Pierre-Olivier Clouet

Le millésime 1949 par Pierre-Olivier Clouet, Directeur technique de Château Cheval Blanc

1949 est une année de grande sécheresse.
Le temps sec a concentré les baies qui ont offert un vin remarquable, le dernier des trois grands millésimes de la décennie. D’une structure tannique remarquable et d’une grande complexité aromatique, ce millésime pourrait être qualifié de parangon de l’essence de Cheval Blanc en comparaison avec les deux millésimes plus atypiques que sont les 1947 et 1948.

CONDITIONS CLIMATIQUES EN 1949

CLIMAT ET REGIME HYDRIQUE DE LA VIGNE

1949 est une année très sèche, avec une absence quasi-totale de précipitations pendant trois mois à partir du 10 juin. Le bilan hydrique montre qu’une contrainte hydrique importante s’est installée sur le vignoble qui pour certaines parcelles s’est transformé en léger stress puisque les vignes ont parfois perdues une partie de leurs feuilles.

 

PARTICULARITES DU MILLESIME

CYCLE DE LA VIGNE, RENDEMENT ET VINIFICATION

Les vendanges se sont parfaitement bien déroulées mais le rendement a été faible avec seulement 24,8 hl/ha. Ce petit rendement est notamment dû à une réduction de la taille des baies sous l’effet de la contrainte hydrique. Par conséquent, les raisins étaient très concentrés.

La vinification n’a pas été très compliquée, et a donné un vin avec un titre alcoométrique volumique de 12,4 °C,  ce qui est assez élevé pour l’époque.

  Début Fin
Date des vendanges 1949 29 septembre 9 octobre
Moyenne 1946-2014 24 septembre 8 octobre

 

Rendement    (hl/ha) Moyenne 46 - 14
24,8 33,9

 

DEGUSTATIONS

11 août 2015

Le nez est dominé par les fruits rouges et noirs mûrs ainsi que par la confiture de fraise et la note plus exotiques de banane fraîche. Très complexe, ce millésime exhale également des notes intensément florales de pivoine et de lilas, ainsi que des arômes tertiaires de cèdre et de truffe, mais aussi de foin. Les notes pleines de noblesse de framboise, aussi bien fraîche qu’en compote, témoigne d’une complexité exceptionnelle.

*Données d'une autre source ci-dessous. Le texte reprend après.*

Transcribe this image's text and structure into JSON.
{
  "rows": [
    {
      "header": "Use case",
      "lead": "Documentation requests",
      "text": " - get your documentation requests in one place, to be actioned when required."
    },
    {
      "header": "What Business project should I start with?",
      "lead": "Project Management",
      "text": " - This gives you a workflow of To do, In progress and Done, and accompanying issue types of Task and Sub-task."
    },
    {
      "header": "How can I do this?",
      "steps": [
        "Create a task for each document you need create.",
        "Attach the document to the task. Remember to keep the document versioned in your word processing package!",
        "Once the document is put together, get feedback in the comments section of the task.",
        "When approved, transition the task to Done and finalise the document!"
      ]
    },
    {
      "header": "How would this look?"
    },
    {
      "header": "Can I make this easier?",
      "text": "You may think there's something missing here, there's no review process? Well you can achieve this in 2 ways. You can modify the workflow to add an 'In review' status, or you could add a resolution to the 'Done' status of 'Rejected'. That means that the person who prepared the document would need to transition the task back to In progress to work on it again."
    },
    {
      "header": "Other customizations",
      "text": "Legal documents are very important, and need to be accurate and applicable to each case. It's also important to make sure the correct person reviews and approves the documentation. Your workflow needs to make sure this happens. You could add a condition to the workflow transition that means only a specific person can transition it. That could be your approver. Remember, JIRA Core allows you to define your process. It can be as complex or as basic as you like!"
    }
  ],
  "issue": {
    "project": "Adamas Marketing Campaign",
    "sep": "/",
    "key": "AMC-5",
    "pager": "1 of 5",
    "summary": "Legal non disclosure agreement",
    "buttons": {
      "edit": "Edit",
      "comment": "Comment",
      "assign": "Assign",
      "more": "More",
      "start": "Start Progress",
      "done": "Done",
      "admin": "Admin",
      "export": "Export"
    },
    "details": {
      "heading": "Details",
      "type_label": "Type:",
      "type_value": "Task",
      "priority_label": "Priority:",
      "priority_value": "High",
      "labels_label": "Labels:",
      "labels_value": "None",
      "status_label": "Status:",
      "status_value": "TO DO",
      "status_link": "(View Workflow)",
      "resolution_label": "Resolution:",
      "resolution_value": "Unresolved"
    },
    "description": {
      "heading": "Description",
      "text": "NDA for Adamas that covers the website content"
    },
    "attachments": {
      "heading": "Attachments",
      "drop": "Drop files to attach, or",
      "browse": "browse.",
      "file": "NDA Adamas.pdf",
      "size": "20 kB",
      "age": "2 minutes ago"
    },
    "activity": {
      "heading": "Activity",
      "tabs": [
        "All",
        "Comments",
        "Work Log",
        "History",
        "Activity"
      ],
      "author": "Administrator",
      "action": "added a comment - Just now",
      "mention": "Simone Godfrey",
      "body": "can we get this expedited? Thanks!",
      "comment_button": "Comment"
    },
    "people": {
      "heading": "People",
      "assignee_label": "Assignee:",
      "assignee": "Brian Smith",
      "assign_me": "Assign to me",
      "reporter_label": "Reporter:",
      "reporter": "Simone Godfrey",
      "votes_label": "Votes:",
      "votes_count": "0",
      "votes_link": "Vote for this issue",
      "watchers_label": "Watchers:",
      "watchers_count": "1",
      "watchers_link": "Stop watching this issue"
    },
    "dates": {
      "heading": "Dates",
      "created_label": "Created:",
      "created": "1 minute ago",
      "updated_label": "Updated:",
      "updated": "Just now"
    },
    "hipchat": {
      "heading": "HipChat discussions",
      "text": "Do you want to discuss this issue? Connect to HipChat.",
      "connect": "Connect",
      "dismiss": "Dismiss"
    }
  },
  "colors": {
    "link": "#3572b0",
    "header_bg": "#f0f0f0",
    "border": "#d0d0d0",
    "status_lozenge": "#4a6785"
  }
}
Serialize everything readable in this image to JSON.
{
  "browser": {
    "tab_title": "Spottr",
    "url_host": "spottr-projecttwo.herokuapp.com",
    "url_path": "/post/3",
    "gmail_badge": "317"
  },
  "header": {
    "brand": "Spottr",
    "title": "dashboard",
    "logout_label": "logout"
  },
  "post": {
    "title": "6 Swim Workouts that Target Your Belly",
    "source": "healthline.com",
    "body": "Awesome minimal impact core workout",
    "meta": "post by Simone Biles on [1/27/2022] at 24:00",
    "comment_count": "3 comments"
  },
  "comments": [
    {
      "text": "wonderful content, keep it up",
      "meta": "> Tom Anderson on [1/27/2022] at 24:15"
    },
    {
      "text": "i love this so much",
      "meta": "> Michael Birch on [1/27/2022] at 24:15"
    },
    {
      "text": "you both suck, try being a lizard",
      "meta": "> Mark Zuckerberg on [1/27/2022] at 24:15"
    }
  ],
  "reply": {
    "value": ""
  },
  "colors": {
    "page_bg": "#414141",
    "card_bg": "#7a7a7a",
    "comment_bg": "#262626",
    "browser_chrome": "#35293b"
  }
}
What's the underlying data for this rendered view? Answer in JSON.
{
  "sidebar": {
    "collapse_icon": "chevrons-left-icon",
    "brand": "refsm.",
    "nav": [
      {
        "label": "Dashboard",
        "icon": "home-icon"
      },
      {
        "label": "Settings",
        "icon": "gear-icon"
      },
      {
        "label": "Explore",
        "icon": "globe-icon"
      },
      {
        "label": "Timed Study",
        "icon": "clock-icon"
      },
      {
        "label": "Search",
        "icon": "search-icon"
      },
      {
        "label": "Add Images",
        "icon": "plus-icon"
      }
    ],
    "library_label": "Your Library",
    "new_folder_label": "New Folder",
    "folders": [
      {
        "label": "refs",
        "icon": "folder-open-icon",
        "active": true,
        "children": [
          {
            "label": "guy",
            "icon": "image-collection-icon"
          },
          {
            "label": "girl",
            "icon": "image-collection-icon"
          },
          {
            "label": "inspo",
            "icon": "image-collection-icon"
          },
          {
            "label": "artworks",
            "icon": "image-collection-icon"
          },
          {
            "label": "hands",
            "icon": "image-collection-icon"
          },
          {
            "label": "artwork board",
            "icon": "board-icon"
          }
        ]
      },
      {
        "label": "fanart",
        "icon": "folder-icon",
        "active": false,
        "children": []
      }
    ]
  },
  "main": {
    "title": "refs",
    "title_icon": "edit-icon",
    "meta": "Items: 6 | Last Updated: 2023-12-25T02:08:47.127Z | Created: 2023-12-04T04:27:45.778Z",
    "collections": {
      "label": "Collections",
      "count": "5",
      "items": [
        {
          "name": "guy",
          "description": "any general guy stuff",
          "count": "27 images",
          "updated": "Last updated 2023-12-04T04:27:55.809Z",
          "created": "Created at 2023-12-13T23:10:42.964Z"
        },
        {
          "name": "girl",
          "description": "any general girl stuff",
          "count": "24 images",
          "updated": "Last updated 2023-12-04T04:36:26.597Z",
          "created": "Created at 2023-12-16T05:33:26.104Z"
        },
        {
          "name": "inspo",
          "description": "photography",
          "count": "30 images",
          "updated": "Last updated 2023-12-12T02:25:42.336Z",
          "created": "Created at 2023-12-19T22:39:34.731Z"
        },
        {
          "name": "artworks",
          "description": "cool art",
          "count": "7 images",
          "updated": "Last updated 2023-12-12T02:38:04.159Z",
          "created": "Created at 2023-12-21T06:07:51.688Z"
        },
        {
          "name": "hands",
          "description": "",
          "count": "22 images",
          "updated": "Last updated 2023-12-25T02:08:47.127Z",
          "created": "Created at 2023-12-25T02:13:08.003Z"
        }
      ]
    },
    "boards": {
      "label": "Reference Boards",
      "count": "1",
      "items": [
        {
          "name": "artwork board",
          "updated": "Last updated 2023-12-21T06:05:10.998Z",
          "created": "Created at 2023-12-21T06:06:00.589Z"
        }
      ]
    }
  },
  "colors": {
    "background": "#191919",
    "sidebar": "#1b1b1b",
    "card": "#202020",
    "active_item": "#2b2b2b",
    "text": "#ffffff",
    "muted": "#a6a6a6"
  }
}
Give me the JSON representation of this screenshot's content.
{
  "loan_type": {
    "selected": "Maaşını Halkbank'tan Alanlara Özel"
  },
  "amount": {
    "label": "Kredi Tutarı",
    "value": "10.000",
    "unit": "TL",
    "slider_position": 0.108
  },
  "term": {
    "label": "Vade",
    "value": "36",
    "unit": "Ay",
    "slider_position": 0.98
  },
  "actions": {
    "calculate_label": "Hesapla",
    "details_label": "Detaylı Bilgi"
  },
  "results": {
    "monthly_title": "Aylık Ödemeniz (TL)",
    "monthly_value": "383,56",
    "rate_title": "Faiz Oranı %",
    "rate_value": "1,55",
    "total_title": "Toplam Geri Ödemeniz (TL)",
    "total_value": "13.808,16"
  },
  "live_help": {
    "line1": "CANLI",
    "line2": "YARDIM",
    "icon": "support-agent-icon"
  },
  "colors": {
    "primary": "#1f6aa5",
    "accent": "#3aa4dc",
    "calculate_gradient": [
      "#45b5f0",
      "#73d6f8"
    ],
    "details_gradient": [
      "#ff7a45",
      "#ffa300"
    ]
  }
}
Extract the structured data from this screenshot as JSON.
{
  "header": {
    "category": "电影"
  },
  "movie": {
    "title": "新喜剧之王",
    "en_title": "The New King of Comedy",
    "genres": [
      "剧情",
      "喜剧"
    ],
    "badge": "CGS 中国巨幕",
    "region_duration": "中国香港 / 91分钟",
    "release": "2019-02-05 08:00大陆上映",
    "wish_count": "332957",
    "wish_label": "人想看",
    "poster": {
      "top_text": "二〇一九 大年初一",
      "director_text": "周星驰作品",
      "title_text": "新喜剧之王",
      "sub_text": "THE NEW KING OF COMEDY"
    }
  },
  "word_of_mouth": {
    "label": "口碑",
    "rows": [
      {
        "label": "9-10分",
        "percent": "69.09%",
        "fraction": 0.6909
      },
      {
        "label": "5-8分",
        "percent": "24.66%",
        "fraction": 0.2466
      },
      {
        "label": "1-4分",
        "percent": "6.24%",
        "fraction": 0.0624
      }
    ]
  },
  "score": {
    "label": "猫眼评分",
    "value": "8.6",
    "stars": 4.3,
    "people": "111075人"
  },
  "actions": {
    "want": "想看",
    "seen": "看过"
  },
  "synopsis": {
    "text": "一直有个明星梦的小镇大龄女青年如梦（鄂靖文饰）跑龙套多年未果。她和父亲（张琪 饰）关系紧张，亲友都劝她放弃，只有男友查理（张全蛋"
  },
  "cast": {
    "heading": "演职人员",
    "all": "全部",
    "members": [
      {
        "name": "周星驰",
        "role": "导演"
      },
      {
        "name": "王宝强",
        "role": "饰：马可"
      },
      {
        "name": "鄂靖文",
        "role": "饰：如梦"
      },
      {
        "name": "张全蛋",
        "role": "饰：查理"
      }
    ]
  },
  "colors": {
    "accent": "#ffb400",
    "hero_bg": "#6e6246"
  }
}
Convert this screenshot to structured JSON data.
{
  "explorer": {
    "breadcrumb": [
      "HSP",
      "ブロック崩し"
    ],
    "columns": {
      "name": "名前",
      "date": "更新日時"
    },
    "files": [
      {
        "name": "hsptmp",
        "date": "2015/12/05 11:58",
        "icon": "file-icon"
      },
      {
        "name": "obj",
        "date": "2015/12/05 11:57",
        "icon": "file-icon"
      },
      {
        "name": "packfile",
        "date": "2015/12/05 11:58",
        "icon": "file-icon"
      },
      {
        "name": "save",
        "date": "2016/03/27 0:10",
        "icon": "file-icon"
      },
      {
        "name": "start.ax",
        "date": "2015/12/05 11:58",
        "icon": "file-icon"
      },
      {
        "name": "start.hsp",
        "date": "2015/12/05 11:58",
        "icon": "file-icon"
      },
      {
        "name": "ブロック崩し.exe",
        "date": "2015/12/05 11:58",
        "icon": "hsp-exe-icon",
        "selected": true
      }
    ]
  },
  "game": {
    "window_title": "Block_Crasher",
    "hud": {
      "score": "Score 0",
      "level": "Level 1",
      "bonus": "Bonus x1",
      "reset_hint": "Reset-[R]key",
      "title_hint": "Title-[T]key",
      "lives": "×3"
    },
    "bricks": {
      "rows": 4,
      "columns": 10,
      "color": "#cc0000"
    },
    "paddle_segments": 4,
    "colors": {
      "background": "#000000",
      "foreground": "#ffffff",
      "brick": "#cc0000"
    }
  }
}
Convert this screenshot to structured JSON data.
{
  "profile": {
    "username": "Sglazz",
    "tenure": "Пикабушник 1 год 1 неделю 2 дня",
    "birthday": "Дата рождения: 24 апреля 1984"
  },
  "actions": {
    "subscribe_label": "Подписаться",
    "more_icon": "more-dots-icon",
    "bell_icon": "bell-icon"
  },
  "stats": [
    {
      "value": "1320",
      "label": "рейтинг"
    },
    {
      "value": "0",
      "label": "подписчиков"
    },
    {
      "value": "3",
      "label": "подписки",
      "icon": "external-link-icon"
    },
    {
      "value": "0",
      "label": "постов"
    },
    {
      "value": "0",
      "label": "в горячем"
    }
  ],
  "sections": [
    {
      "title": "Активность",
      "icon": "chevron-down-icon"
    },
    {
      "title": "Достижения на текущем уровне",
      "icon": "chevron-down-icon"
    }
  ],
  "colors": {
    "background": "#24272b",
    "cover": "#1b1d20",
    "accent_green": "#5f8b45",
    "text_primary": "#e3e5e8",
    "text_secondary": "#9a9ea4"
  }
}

La bouche est pleine et sucrante et présente encore beaucoup de fraîcheur ainsi qu’une tension et une ampleur remarquables pour un vin de cet âge. Le palais est empli par ce vin gras et sucrant, mais parfaitement équilibré entre acidité et structure tannique, signe d’un potentiel de garde encore intact. Racé et élégant, c’est un vin exceptionnel sur des arômes de sous-bois, de cèdre et de truffe et d’une grande tension minérale. D’une longueur interminable, ce millésime semble toujours jeune malgré ses soixante-six ans.

12 janvier 2015

Le dernier des trois grands millésimes des années 1940. Grande complexité aromatique offerte par un assemblage dominé par le Cabernet franc.

Grand Cheval Blanc, un pur et grand moment de bonheur, un cacao liquide, une balance incroyable de fruits, d’acidité et de tannins. Eternel dans sa beauté parfaite avec un arrière-goût de chocolat et toute l’identité de Cheval Blanc qui nous envahit.

Malgré ses soixante-cinq ans, Cheval Blanc 1949 semble toujours d’une jeunesse inépuisable à la dégustation.